Entertainer Robin Williams, who brought joy and laughter to millions for decades, has ended his own life because he was too depressed to go on.
LA Times (“Robin Williams dies at 63 in apparent suicide“)
“I could not be more stunned by the loss of Robin Williams, mensch, great talent, acting partner, genuine soul,” fellow actor-comedian Steve Martin said on Twitter.
Dubbed “the funniest man alive” by Entertainment Weekly in 1997, Williams brought audiences hours of laughter, putting his imaginative spin on characters in film and television. He was lauded for his serious roles as well, winning a best supporting actor Oscar for his performance as Sean Maguire, the therapist who counsels Matt Damon’s math genius in “Good Will Hunting” (1997), and receiving nominations for “The Fisher King” (1991), “Dead Poets Society” (1989) and “Good Morning, Vietnam” (1987).
Born in Chicago in 1951, Williams became one of only two students accepted into John Houseman’s prestigious acting program at Juilliard, the other being Christopher Reeve, who became a lifelong friend.

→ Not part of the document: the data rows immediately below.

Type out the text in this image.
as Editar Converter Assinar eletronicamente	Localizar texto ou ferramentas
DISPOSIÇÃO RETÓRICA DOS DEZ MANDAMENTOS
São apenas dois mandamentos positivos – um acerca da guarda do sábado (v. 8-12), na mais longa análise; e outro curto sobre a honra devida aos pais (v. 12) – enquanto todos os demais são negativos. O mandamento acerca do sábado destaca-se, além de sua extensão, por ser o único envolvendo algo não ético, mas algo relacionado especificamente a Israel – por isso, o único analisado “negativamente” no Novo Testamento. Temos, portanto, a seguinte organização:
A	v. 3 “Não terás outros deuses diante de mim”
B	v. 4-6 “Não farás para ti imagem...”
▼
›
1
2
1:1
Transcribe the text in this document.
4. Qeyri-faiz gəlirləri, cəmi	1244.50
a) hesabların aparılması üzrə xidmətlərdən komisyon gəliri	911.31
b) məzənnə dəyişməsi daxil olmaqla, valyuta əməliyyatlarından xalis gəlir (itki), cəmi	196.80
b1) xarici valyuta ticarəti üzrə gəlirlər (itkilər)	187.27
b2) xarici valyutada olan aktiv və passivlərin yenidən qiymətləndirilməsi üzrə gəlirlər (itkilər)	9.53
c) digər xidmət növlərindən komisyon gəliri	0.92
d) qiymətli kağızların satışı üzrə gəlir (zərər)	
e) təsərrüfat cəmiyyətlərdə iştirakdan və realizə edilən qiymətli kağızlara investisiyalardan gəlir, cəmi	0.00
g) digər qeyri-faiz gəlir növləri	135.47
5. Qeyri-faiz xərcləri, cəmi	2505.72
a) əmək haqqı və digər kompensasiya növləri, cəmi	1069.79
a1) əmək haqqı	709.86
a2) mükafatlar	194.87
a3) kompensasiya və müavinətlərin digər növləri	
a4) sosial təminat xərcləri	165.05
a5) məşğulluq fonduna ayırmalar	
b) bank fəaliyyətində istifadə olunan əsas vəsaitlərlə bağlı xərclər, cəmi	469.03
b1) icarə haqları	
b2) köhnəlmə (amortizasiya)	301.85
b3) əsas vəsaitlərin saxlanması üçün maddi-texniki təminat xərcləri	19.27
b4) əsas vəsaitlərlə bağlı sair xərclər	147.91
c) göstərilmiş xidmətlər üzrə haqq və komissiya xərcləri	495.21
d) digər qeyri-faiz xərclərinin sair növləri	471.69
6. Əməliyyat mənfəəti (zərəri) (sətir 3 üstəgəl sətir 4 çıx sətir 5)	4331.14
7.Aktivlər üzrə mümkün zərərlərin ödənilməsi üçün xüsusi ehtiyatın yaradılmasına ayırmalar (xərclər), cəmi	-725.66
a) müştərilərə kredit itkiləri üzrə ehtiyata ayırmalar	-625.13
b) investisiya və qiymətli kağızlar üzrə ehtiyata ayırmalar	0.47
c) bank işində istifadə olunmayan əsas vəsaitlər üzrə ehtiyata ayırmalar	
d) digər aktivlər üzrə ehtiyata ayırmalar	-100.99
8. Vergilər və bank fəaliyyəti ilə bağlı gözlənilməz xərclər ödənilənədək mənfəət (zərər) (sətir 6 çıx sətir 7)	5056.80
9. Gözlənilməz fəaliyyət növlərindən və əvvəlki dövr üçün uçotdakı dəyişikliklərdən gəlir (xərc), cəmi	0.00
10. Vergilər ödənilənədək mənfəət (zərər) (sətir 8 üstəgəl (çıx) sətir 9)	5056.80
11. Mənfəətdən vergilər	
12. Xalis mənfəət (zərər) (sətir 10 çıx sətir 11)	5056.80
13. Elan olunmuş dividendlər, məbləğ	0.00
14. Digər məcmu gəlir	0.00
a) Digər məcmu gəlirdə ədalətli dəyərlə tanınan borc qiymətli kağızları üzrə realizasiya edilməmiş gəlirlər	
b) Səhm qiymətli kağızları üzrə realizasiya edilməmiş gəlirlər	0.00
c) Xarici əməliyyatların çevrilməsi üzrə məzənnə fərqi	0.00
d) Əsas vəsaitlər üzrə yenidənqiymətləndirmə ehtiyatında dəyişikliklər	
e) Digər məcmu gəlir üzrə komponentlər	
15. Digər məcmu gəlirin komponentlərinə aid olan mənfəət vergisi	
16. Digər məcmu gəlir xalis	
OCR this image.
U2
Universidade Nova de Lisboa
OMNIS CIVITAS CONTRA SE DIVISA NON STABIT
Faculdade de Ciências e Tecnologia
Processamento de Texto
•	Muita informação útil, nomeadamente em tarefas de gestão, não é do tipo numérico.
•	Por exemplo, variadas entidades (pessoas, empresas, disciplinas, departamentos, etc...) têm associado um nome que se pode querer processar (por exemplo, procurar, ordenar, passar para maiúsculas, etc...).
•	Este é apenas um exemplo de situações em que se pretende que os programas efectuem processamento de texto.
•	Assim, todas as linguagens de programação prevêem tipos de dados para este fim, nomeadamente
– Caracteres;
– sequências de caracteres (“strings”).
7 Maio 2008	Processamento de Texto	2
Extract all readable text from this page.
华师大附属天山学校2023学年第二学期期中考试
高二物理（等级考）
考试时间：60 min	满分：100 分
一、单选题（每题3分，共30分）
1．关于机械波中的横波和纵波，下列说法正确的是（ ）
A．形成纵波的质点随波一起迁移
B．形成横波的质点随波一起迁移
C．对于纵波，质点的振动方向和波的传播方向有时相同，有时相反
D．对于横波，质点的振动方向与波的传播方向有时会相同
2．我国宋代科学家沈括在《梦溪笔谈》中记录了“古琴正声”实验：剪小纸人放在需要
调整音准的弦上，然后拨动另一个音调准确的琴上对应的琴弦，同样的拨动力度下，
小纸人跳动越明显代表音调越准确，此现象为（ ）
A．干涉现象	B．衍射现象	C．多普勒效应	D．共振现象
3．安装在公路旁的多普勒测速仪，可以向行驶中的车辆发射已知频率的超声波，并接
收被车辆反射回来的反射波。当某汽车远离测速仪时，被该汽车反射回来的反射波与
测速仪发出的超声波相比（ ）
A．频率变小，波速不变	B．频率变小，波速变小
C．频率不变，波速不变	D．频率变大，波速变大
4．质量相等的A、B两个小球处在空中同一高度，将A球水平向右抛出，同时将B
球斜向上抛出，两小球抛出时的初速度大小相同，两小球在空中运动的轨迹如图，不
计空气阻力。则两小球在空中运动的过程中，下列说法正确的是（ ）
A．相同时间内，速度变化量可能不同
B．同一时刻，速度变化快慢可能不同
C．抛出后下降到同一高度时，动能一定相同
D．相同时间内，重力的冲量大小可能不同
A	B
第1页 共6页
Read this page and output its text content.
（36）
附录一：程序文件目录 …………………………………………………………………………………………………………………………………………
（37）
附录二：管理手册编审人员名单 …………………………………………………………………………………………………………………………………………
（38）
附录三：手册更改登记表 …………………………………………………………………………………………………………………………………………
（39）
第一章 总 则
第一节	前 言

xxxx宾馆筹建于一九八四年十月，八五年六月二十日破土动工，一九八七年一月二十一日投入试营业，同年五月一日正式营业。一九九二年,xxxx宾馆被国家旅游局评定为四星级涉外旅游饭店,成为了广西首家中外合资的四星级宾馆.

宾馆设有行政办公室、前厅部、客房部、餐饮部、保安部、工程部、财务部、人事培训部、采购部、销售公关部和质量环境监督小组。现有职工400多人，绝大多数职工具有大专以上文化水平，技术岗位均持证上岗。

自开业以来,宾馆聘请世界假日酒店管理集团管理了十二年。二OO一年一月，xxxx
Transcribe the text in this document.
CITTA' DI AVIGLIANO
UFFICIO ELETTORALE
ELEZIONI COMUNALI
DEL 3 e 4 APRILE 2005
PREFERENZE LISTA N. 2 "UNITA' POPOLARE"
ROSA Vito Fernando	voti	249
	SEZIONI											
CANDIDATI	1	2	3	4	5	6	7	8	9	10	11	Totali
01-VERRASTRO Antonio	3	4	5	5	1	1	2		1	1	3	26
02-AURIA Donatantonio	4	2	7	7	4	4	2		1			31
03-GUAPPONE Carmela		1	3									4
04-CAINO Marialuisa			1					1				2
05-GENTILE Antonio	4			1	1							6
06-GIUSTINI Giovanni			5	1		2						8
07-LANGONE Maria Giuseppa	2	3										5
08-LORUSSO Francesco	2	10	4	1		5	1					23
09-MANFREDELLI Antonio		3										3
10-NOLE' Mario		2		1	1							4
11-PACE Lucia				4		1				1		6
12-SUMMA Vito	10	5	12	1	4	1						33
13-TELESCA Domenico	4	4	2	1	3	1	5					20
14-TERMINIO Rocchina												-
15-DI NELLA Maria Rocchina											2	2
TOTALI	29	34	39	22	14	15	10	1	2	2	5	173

Williams gained fame as Mork, the bizarre, suspenders-sporting alien on the sitcom “Mork & Mindy,” a spinoff from “Happy Days.” Williams departed from the script so often that producers intentionally left blank moments on page for Williams to have space to indulge his ad-libbing genius.
Sad and shocking news. I’m sure I watched Williams’ national breakthrough as the “Mork from Ork” character on “Happy Days” in 1978 and became a regular viewer of “Mork & Mindy” upon my return from Germany in 1979 and watched it until it imploded after the brilliant but bizarre introduction of Jonathan Winters as Mork’s much older infant son.
Williams’ versatility was remarkable, ranging from slapstick comedy to the darkly comedic. The first foray outside comedy I recall was “The World According to Garp,” which was way over my head when it appeared. But he was certainly great in “Good Morning, Vietnam” and “Dead Poets Society” and much later in “Good Will Hunting.” It’s remarkable how long ago that, which I consider the mature phase of his career, was.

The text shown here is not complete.